Dr. Divaret-Chauveau and colleagues assessed the prevalence and relevance of sensitization to legumes among all children and adolescents aged 1-17 years who had peanut allergy and had been admitted to one academic pediatric allergy department over roughly 3 years, beginning in early 2017. For the 195 study participants, peanut allergy had been confirmed, and they had been documented to have consumed or to have sensitization to at least one nonpeanut legume; 69.7% were boys.
The researchers analyzed data on consumption history, skin-prick tests, specific immunoglobulin E status, prior allergic reactions, and oral food challenges for each legume. They found the following:
Among the 195 children with peanut allergy, 98.4% had at least one other atopic disease.
Of the 195 children with peanut allergy, 122 (63.9%) were sensitized to at least one other legume. Of these 122 children, 66.3% were sensitized to fenugreek, 42.2% to lentil, 39.9% to soy, and 34.2% to lupin.
Allergy to one or more legumes was confirmed for 27.9% of the 122 sensitized children, including 4.9% who had multiple legume allergies. Lentil, lupin, and pea were the main allergens.
Of the 118 children also having a nonlegume food allergy, the main food allergens were egg (57.6%), cow’s milk (33.0%), cashew (39.0%), pistachio (23.7%), and hazelnut (30.5%).
50% of allergic reactions to nonpeanut legumes were severe, often showing as asthma.

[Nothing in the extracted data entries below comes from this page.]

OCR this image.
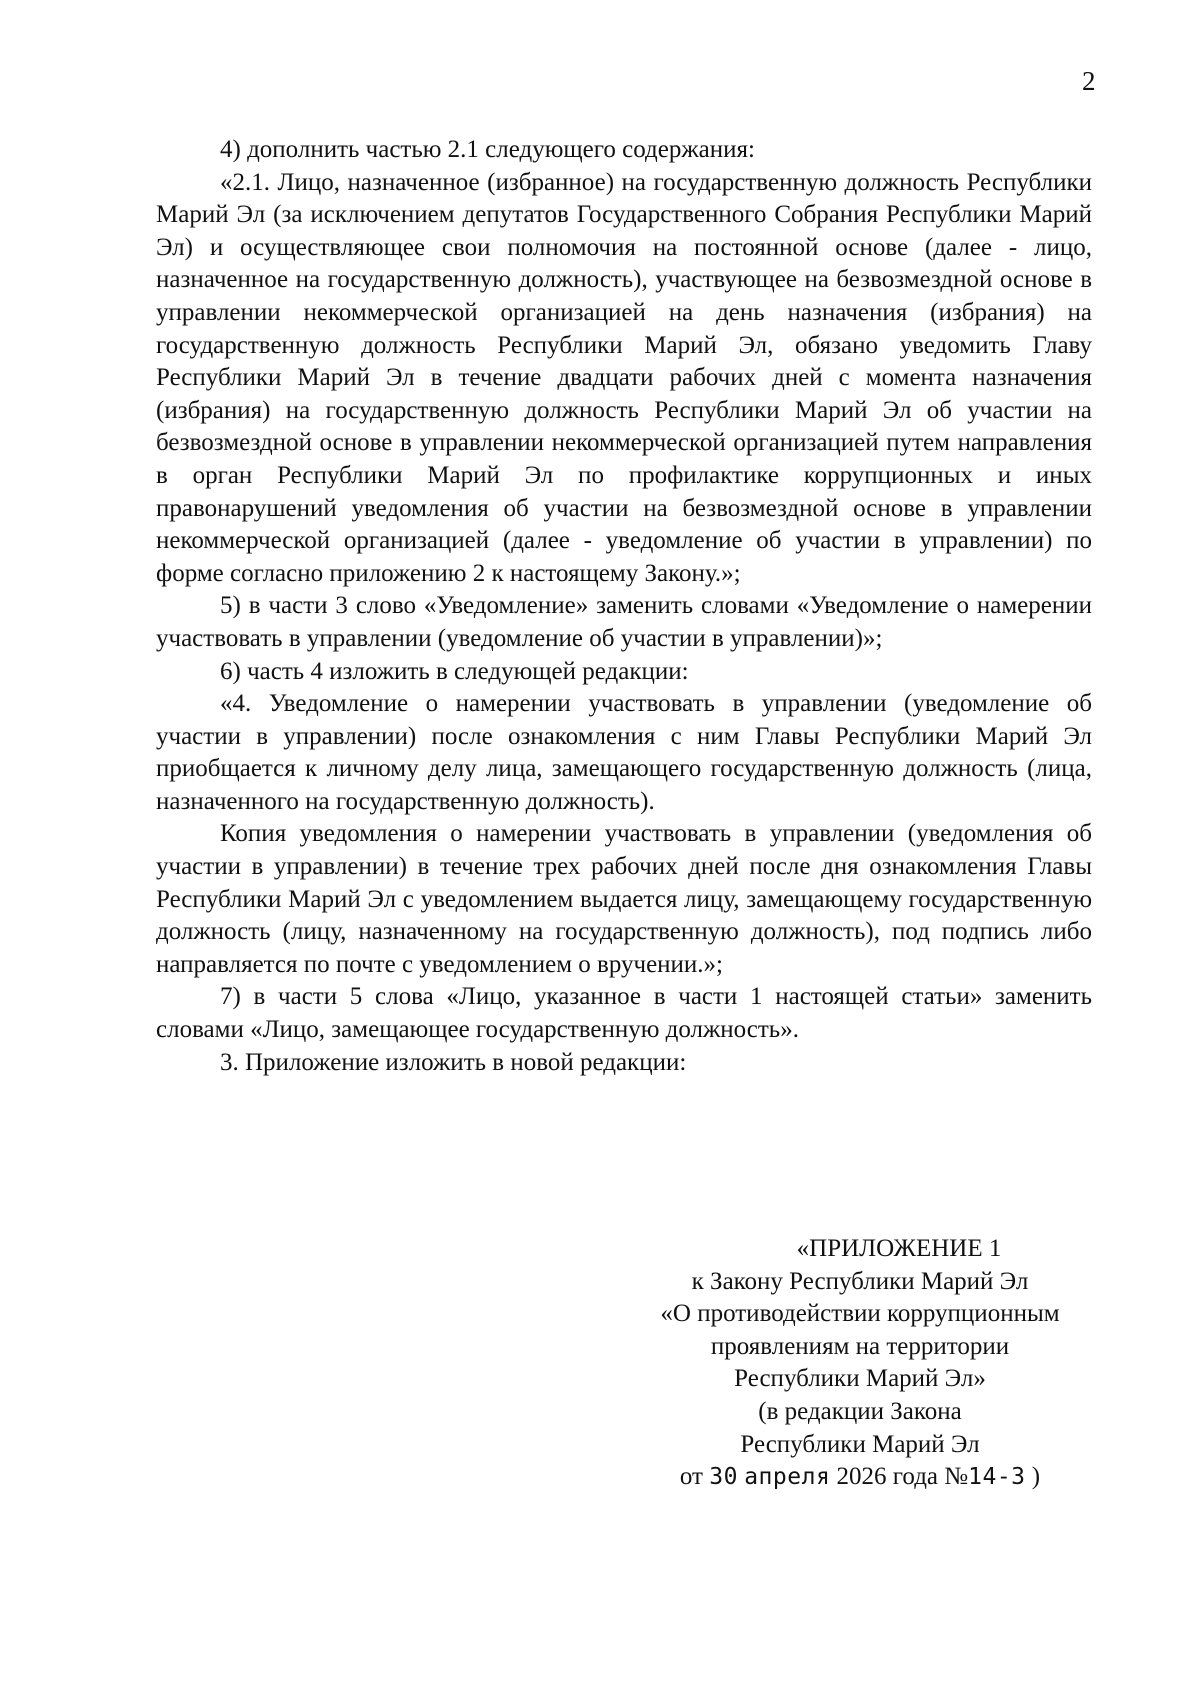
2

4) дополнить частью 2.1 следующего содержания:

«2.1. Лицо, назначенное (избранное) на государственную должность Республики Марий Эл (за исключением депутатов Государственного Собрания Республики Марий Эл) и осуществляющее свои полномочия на постоянной основе (далее - лицо, назначенное на государственную должность), участвующее на безвозмездной основе в управлении некоммерческой организацией на день назначения (избрания) на государственную должность Республики Марий Эл, обязано уведомить Главу Республики Марий Эл в течение двадцати рабочих дней с момента назначения (избрания) на государственную должность Республики Марий Эл об участии на безвозмездной основе в управлении некоммерческой организацией путем направления в орган Республики Марий Эл по профилактике коррупционных и иных правонарушений уведомления об участии на безвозмездной основе в управлении некоммерческой организацией (далее - уведомление об участии в управлении) по форме согласно приложению 2 к настоящему Закону.»;

5) в части 3 слово «Уведомление» заменить словами «Уведомление о намерении участвовать в управлении (уведомление об участии в управлении)»;

6) часть 4 изложить в следующей редакции:

«4. Уведомление о намерении участвовать в управлении (уведомление об участии в управлении) после ознакомления с ним Главы Республики Марий Эл приобщается к личному делу лица, замещающего государственную должность (лица, назначенного на государственную должность).

Копия уведомления о намерении участвовать в управлении (уведомления об участии в управлении) в течение трех рабочих дней после дня ознакомления Главы Республики Марий Эл с уведомлением выдается лицу, замещающему государственную должность (лицу, назначенному на государственную должность), под подпись либо направляется по почте с уведомлением о вручении.»;

7) в части 5 слова «Лицо, указанное в части 1 настоящей статьи» заменить словами «Лицо, замещающее государственную должность».

3. Приложение изложить в новой редакции:

«ПРИЛОЖЕНИЕ 1
к Закону Республики Марий Эл
«О противодействии коррупционным
проявлениям на территории
Республики Марий Эл»
(в редакции Закона
Республики Марий Эл
от 30 апреля 2026 года №14-З )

Atopic comorbidities, including asthma, in most participants may have contributed to the severity of allergic reactions, the authors noted.
Allergy awareness needs to grow with plant-based diets
“The high prevalence of legume sensitization reported in our study highlights the need to explore legume consumption in children with PA [peanut allergy], and the need to investigate sensitization in the absence of consumption,” they added.
Jodi A. Shroba, MSN, APRN, CPNP, coordinator for the Food Allergy Program at Children’s Mercy Kansas City (Mo.), said in an interview that few data are available in the literature regarding allergies to legumes other than peanut.
“It was interesting that these authors found such a high legume sensitization in their peanut-allergic patients,” Dr. Shroba, who was not involved in the study, said by email. “As more people are starting to eat plant-based diets, it is important that we better understand their allergenicity and cross-reactivity so we can better help guide patient management and education.”
Deborah Albright, MD, assistant professor of pediatrics at the University of Pittsburgh, agreed.
“As plant-based protein consumption broadens worldwide, awareness of the potential for cross-reactivity and co-allergy amongst legumes will become increasingly important,” she said in a comment.
“However, positive allergy tests do not reliably correlate with true food allergy; therefore, the diagnosis of legume co-allergy should be confirmed by the individual patient’s history, a formal food challenge, or both,” advised Dr. Albright. She was not involved in the study.
“Cross-sensitization to other legumes in patients with a single legume allergy is common; however, true clinical reactivity is often not present,” she added. “Also, legume allergy test sensitization rates and objective reactivity on food challenge can vary by region, depending on diet and pollen aeroallergen exposure.
“Systematic exploration of tolerance versus co-allergy to other legumes should be considered in patients allergic to peanut or other legumes,” Dr. Albright said.
The authors recommend further research and registry data collection of legume anaphylaxis.
Details regarding funding for the study were not provided. The authors, Dr. Shroba, and Dr. Albright report no relevant financial relationships.
A version of this article first appeared on Medscape.com.